Silver hated it. Let them learn to hit a moving pitch, he said. The fact that so many of us set the tee in the wrong place certainly would have cemented his opinion.

Silver despised the one-handed catch, too. Bad habits, he said. The children learn bad habits from watching the major leaguers.

People know of Al Silver's legacy in Land O'Lakes: the American flags, the holiday decorations, the thousands of trophies distributed to central Pasco's young athletes at the conclusion of each sports season, car shows (T-birds a specialty), chamber functions, breakfast with Santa, and charity work.

But his passion for baseball was at the top of the list. That is my recollection after sitting with Al and his wife, Ida, amid the clutter of their former building, the one demolished in the late 1990s by the widening of U.S. 41. I had come on a December day to talk about the holiday decorations. Such an oddity, a Jewish couple championing the community's Christmas spirit. We ended up talking baseball.

Long before free-agent drafts, multimillion-dollar deals for high school seniors and Billy Beane disciples punching numbers into computers to help decide which kid's on-base percentage would be rewarded with a contract, there were people like Silver.

Bird dogs. They were the volunteer scouts who searched the high schools fields and sandlots for talented players and then pointed Major League organizations toward their discoveries. Silver was a bird dog for the Baltimore Orioles.

He once spotted a high school kid on Long Island. Get here, quick, he said he told the Orioles.

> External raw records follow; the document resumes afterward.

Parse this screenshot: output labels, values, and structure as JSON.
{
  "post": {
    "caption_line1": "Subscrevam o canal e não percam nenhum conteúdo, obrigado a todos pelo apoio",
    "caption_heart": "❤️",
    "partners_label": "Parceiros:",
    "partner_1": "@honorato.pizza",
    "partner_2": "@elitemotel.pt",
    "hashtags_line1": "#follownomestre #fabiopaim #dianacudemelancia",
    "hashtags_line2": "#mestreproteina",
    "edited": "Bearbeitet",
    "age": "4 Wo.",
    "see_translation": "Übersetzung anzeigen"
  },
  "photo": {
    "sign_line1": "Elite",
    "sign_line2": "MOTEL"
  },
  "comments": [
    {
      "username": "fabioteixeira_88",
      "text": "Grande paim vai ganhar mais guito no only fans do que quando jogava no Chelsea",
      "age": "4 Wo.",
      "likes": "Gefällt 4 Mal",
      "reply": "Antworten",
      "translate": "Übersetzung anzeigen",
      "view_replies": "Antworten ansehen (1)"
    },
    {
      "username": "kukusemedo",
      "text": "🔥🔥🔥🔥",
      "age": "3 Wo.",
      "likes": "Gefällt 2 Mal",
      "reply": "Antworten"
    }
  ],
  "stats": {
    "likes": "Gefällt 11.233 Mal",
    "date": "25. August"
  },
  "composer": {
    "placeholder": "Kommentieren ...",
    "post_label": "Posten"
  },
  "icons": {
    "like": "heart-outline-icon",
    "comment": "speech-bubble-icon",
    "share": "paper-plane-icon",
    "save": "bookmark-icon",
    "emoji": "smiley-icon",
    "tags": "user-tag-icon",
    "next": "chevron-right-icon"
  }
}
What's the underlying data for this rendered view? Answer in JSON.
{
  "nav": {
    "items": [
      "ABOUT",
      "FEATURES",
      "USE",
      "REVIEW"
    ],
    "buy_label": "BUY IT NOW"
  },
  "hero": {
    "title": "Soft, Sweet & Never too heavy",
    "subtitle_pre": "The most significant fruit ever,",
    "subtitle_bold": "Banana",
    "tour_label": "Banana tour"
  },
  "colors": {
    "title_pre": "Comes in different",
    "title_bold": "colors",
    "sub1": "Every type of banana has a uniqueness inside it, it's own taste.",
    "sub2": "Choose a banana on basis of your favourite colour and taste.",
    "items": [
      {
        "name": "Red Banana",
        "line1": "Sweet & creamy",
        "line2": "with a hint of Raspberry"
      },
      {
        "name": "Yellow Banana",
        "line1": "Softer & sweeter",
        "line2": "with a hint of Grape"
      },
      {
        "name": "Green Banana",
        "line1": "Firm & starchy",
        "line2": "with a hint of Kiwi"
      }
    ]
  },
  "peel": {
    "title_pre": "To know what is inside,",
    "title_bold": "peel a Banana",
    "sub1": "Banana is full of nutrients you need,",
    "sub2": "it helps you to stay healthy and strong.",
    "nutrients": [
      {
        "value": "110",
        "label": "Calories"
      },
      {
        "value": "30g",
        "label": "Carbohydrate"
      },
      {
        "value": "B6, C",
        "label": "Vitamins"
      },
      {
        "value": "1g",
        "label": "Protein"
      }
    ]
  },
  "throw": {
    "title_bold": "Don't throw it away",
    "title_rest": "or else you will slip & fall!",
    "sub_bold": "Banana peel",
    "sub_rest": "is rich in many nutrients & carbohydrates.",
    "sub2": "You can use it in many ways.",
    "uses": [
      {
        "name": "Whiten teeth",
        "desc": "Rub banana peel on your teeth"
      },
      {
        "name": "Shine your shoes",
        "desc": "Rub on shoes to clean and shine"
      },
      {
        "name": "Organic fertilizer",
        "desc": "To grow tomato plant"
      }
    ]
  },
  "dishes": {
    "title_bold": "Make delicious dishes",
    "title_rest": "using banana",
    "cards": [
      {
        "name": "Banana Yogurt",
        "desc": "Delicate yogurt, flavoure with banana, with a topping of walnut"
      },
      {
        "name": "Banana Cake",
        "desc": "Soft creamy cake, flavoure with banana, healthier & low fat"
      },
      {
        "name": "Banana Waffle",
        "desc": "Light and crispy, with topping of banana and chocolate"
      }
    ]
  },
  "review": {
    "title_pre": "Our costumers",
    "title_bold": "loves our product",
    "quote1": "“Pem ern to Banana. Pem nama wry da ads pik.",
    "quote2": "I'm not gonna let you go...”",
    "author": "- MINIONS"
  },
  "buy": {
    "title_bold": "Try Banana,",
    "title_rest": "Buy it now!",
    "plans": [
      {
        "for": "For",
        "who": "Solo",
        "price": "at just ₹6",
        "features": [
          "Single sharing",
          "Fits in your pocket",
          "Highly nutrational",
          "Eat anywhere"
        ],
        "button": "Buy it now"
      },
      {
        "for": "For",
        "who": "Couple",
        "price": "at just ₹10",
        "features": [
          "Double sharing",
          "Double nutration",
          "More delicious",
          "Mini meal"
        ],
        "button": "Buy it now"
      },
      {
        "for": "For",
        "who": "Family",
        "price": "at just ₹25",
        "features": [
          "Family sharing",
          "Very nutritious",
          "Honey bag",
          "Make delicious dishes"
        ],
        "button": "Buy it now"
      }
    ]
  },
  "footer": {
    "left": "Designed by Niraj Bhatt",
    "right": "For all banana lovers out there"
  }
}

Too late. The Boston Red Sox signed the left-handed hitter first. He became recognized universally by his three-letter nickname.

Yaz.

Carl Yastrzemski had a Hall-of-Fame career as a Boston Red Sox left fielder. Give Silver credit. He appreciated talent.

What he didn't appreciate was the escalating salaries of professional athletes. No wonder he put his focus on youth sports.

Children play for sheer enjoyment. Watch them smile when they make contact. Or slide into every base, including first. Or the first time they squeeze a pop fly into the mitt without dropping it.

Of course, there is one more motivation. At least around our house. They play baseball and other sports for that end-of-the-year presentation. They play for the trophies.

It brings a smile just as wide as the one that accompanies the first base hit.

Unknown to them, the trophies frequently had passed through Al Silver's hands on the way to theirs.